Simple ways to boost your network performance

In simple terms, Data Augmentation is simply creating fake data. You use the data in the existing train set to create variations of it. This does two things —
- Increases the size of your training set
- Regularizes your network
The book Deep Learningdefines regularization as any method that modifies the learning algorithm in a way that is intended to reduce the generalization error but not the training error. In this article, we talk about one of the many methods to regularize a network — data augmentation. Specifically in images.
We use CIFAR-10, a standard dataset used for benchmarking network performance. We use is a ResNet like CNN architecture. PyTorch provides pre-trained ResNet on the ImageNet dataset (224 by 224 pixels). Since CIFAR-10 has 32 by 32 pixels images, we implement our ResNet from scratch. We will discuss the model, the dataset, augmentation approaches, results and finally the code. You may conveniently skip any part you’re not interested in.
The Dataset — CIFAR-10
CIFAR (Canadian Institute For Advanced Research) has prepared a dataset of 10 classes — Airplane, Automobile, Cat, Deer, Dog, Frog, Horse, Ship, Truck and Bird. The images are 32*32 pixels in size. The training set consists of 50000 images, with 5000 of each class. The test set consists of 10000 images with 1000 for each class. In our experiment, we use the train set, augment it and then calculate accuracy and loss on the validation (or test) set.
Model — ResNet (Residual Networks)
Modern Computer Vision applications heavily use established architectures like VGG, ResNet, Inception, etc. These models have produced good results on a wide range of Computer Vision tasks.

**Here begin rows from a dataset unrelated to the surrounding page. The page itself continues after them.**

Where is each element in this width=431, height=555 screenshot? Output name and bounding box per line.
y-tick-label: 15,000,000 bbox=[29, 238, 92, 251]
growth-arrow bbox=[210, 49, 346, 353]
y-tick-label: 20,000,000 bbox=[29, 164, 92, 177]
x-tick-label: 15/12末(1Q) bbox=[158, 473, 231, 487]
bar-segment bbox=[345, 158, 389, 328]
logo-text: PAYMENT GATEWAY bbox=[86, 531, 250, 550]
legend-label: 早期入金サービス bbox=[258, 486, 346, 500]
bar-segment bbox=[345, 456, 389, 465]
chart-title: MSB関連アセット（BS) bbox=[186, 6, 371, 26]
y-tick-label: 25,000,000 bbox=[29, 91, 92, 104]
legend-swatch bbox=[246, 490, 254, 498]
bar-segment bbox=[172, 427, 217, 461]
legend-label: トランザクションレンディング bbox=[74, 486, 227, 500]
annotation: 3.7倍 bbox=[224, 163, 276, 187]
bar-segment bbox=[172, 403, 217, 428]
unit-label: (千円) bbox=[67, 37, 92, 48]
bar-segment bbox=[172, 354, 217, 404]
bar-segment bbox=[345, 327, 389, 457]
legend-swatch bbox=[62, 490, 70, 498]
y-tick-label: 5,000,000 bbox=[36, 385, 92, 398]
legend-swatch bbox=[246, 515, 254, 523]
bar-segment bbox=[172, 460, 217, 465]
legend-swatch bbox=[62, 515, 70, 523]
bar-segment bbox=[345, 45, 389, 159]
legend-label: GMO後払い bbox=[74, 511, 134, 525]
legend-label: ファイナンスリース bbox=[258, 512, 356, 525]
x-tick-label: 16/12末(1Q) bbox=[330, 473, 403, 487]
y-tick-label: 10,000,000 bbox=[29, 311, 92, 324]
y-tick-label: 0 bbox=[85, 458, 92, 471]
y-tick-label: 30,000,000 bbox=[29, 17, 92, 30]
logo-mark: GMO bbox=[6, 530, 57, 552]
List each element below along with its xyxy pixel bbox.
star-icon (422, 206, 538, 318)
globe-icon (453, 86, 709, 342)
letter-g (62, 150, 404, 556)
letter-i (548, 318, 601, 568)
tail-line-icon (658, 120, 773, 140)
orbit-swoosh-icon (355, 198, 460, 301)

As mentioned previously, PyTorch provides these models which are trained on the Imagenet classification dataset. For CIFAR-10, we have built our own ResNet like architecture.
Residual Blocks
The authors of ResNet built this model to solve an important problem in training deep neural nets — Very deep neural nets are hard to train. There’s a misconception that stacking more layers improves the performance of a network. It was found that over numerous epochs, a 56-layer network gave higher train and test error rate than a 20-layer network on the CIFAR-10 dataset (Fig. 1). The authors argue that such a poor performance is not due to vanishing/exploding gradients since they have been resolved by adding normalization (references — [9, 23, 13, 37] from the paper). The reason is that deeper networks are hard to optimize.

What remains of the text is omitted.